From 'Dune' to coastal conservation, researchers lead the way in shifting sands

By Steve Lundeberg

Umpqua dunes. Photo by John Schaefer.

Three years after the release of “Dune,” a film adaptation of Frank Herbert’s epic 1965 sci-fi novel, “Dune: Part Two” is reigniting the public’s fascination with sandy environs and humanity’s efforts to reshape them.

But long before the second movie came out earlier this month and ascended to the height of cinematic popularity, researchers at Oregon State University were taking deep dives into the world of dunes, especially the Oregon coastal dunes that served as inspiration for Herbert.

Sally Hacker, a professor of integrative biology in the College of Science, is working with the Oregon departments of Parks and Recreation and Land Conservation and Development to create guidebooks for coastal dune management based on the best available science.

Hacker, an integrative biology professor in the College of Science, notes that coastal ecosystems, particularly beaches and dunes, “are gaining recognition as important arbiters of the effects of tsunamis, extreme storms and sea level rise on coastal communities.”

Hacker’s work focuses on the biophysical interactions between waves, wind, sand and coastal vegetation.
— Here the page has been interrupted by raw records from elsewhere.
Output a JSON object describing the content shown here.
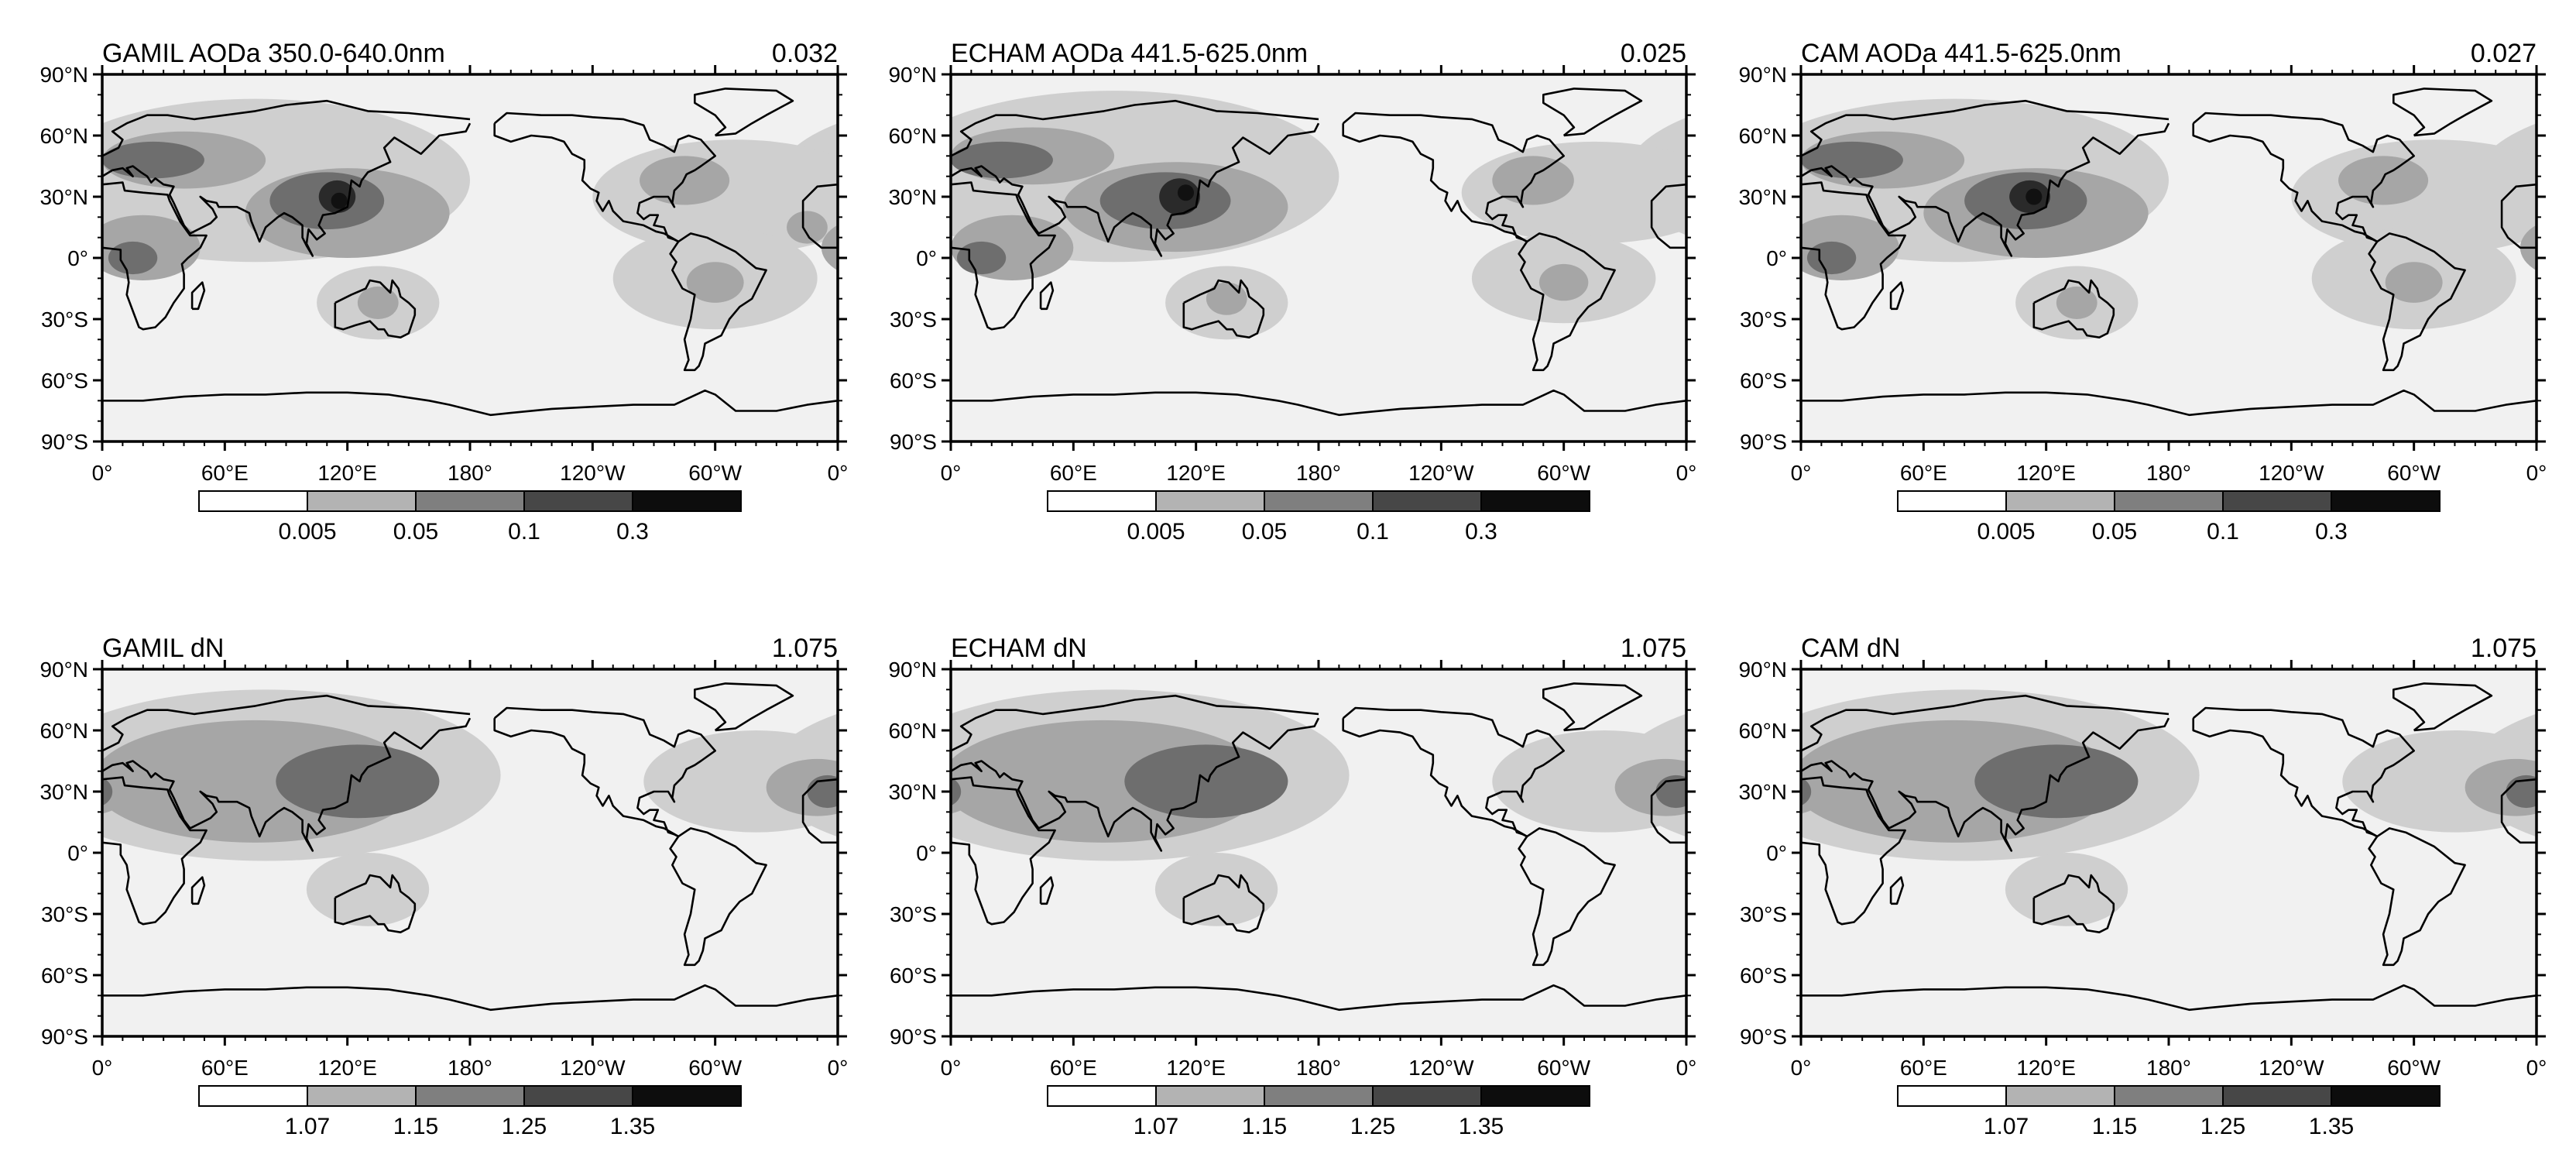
{
  "figure": {
    "longitude_ticks": [
      "0°",
      "60°E",
      "120°E",
      "180°",
      "120°W",
      "60°W",
      "0°"
    ],
    "latitude_ticks": [
      "90°N",
      "60°N",
      "30°N",
      "0°",
      "30°S",
      "60°S",
      "90°S"
    ],
    "colorbars": {
      "aod": {
        "labels": [
          "0.005",
          "0.05",
          "0.1",
          "0.3"
        ],
        "fills": [
          "#ffffff",
          "#b3b3b3",
          "#7f7f7f",
          "#474747",
          "#0d0d0d"
        ]
      },
      "dn": {
        "labels": [
          "1.07",
          "1.15",
          "1.25",
          "1.35"
        ],
        "fills": [
          "#ffffff",
          "#b3b3b3",
          "#7f7f7f",
          "#474747",
          "#0d0d0d"
        ]
      }
    },
    "background_fill": "#f1f1f1",
    "panels": [
      {
        "row": 0,
        "col": 0,
        "title_left": "GAMIL  AODa 350.0-640.0nm",
        "title_right": "0.032",
        "colorbar": "aod",
        "variant": "aod_gamil"
      },
      {
        "row": 0,
        "col": 1,
        "title_left": "ECHAM  AODa 441.5-625.0nm",
        "title_right": "0.025",
        "colorbar": "aod",
        "variant": "aod_echam"
      },
      {
        "row": 0,
        "col": 2,
        "title_left": "CAM  AODa 441.5-625.0nm",
        "title_right": "0.027",
        "colorbar": "aod",
        "variant": "aod_cam"
      },
      {
        "row": 1,
        "col": 0,
        "title_left": "GAMIL  dN",
        "title_right": "1.075",
        "colorbar": "dn",
        "variant": "dn"
      },
      {
        "row": 1,
        "col": 1,
        "title_left": "ECHAM  dN",
        "title_right": "1.075",
        "colorbar": "dn",
        "variant": "dn"
      },
      {
        "row": 1,
        "col": 2,
        "title_left": "CAM  dN",
        "title_right": "1.075",
        "colorbar": "dn",
        "variant": "dn"
      }
    ]
  }
}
Her goal is a better understanding of the processes that control large-scale variation in dune morphology and its role in coastal protection, recreation, native species conservation and carbon storage.

“In the Pacific Northwest, we explore how non-native coastal plants invade and modify their environment,” she said. “Most recently, we have focused on beachgrass invasions and their effects on dune ecosystem structure, function and services.”

Hacker notes that a century ago, two non-native beachgrass species – Ammophila arenaria and Ammophila breviligulata – were intentionally planted on the Pacific coast to stabilize what was then an open, shifting-sand environment. The result, she says, was a landscape-level transformation of dune ecosystems with wide-ranging consequences.

“We have studied this system from a variety of perspectives including the relationship of the two beachgrass species to dune building, carbon storage, native plant and animal species and hybridization of the two non-native grass species,” she said.